Initially, the Shagaya Energy Park was a success, the engineers stated. The first plant in the Persian Gulf that combines three renewables such as wind, solar, and solar thermal puts Kuwait in the forefront. The Kuwait Institute for Scientific Research announced that the wind farm performed better than expected and produced 20 percent more energy in the first year than expected.
However, the optimism and momentum faded. The government relinquished control over the project to make it more attractive to private investors. This radical move caused legal issues over how developers could sell power to the country’s primary power company.
Instead of pursuing the highly successful hybrid energy model, the investors dedicated the remaining portion of the site to creating solar thermal energy, the most expensive kind. A long period of delays and the cancellation of tenders followed. The fate of the project is still uncertain.
“The management took the wrong decision,” said Waleed al-Nassar, a member of Kuwait’s Supreme Councils for the Environment and Planning and Development. “There, no one was willing to take action or know the truth. Everyone says, “Let’s keep doing what we’ve done for the past seventy decades.'”
Conflicts also have hampered the industry of natural gas.
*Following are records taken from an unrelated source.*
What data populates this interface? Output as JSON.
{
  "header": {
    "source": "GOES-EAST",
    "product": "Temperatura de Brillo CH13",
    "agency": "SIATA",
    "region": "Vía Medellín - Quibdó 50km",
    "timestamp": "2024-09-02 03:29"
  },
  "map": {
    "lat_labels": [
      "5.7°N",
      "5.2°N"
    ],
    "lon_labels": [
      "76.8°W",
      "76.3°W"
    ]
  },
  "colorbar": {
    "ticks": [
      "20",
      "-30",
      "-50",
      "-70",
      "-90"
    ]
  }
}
Although natural gas produces significant greenhouse gasses, it burns much more effectively than oil and coal and could play an important part in a low carbon future for Kuwait.
The 63 trillion cubic feet of Kuwait’s meters worth of reserves in natural gas, which is 1 percent of the global total, are largely untapped. Fields shared with Saudi Arabia in what’s known as the neutral zone was shut down for several years while the two countries fought over land use.
The parliament that is elected and considers itself to be a protector for Kuwait’s resources versus foreign businesses and corrupt businessmen often blocks exploration for gas. The lawmakers have for a long time been seeking to question the authority of the government to give lucrative energy contracts and have summoned oil ministers to be questioned in the event of suspicion of corruption and delaying major projects.
The legislature is also responsible for maintaining Kuwait’s extravagant welfare state as they believe that the government lacks accountability. Kuwaitis are among the most affordable electric rates and prices for petrol worldwide.
If ministers recommend that the government not spend too much on subsidy programs, lawmakers can put up an argument in the literal sense. The debates in the chamber could become a battle.
“This is among the biggest issues. It’s considered to be an inbuilt right for all Kuwaiti citizens,” said urban development expert Sharifa Alshalfan.
With extravagant subsidies even for the richest, she said, Kuwaitis are squandering their money by letting their air conditioning run at home to enjoy months-long vacations.
“We don’t have the same measures cities have implemented all over the world to motivate people to alter their behavior,” she said.
The country’s stagnation has plunged it into a major financial crisis. The budget deficit of Kuwait jumped to $35.5 billion in the last fiscal year, after oil prices fell.
As Saudi Arabia and the UAE are competing for shares of an ever-growing market for renewable energy, Kuwaiti environmentalists are taking on the task in the role of town-crier.
“Renewables provide a lot more economic rationale,” claimed Ahmed Taher, an energy consultant. He is promoting an economic model that reduces Kuwait’s power subsidies by encouraging homeowners to buy shares in solar projects. “(The government) should understand how much Kuwait could save and how many jobs it could create.”
But for now, Kuwait keeps burning oil.
A thick layer of pollution covers the streets. Sewage gushes into the boiling bay. The carcasses of fish that wash on the shore leave a strong stench which activists claim to be an unpleasant representation of the country’s politics.
“When you stroll by the bay, you may feel like vomiting,” said Kuwaiti environmental advocate Bashar Al Heidi. “The people who abuse are winning and I am frustrated every single day.”